Aquiles era uma pessoa real? A resposta é incerta. Pode ter sido um grande guerreiro de nascimento humano, ou pode ter sido uma compilação das façanhas de muitos grandes guerreiros e líderes da época. A verdade é que não sabemos se Aquiles era um homem ou um mito.

Parentesco e primeira vida de Aquiles Aquiles, o grande guerreiro de fama cujas façanhas foram contadas na Ilíada e na Odisseia, dizia-se nascido da deusa Tétis e do rei mortal Peleu.

Aquiles a combater

Aquiles a combater

Em toda a Ilíada corre um conflito entre o poder de Aquiles como filho de uma deusa e a sua mortalidade. As suas iras vitriólicas, a hybris e a impulsividade combinadas com a sua força e rapidez tornam-no um adversário formidável.
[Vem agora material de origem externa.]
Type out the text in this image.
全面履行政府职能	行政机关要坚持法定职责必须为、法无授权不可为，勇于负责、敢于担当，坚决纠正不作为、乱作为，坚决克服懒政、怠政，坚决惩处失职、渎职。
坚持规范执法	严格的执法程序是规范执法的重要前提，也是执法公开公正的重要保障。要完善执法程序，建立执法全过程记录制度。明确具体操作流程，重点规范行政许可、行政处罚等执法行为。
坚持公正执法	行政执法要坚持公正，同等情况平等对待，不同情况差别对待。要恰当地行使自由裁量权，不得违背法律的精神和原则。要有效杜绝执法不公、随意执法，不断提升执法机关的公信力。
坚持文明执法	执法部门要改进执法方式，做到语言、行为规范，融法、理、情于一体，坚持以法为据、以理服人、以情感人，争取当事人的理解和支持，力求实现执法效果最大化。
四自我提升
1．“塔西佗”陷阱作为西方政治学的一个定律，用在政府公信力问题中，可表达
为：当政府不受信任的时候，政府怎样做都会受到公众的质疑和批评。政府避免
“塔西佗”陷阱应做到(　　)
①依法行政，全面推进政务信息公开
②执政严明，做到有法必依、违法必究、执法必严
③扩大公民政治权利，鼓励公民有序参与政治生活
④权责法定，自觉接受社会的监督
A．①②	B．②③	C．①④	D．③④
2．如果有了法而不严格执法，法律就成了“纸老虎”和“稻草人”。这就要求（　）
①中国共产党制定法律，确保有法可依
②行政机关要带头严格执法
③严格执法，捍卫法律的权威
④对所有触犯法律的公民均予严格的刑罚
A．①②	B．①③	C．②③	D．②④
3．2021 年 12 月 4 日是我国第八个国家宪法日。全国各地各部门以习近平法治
De facto, Aquiles nasceu de um homem mortal porque Zeus estava a tentar impedir que se cumprisse uma profecia, segundo a qual o filho de Tétis superaria o seu próprio poder.

O temperamento e a hybris de Aquiles são traços muito humanos que lhe custam muito no relato da Ilíada. Todo o relato cobre só algumas semanas da guerra decenal entre os Gregos e os Troianos. O desenvolvimento de Aquiles como personagem é central à epopeia. Começa como um homem zangado, impulsivo e indiferente e, no fim, desenvolve um certo sentido de honra e dignidade pessoais. A mudança é marcada pela restituição do corpo do inimigo Heitor aos Troianos para os ritos fúnebres adequados.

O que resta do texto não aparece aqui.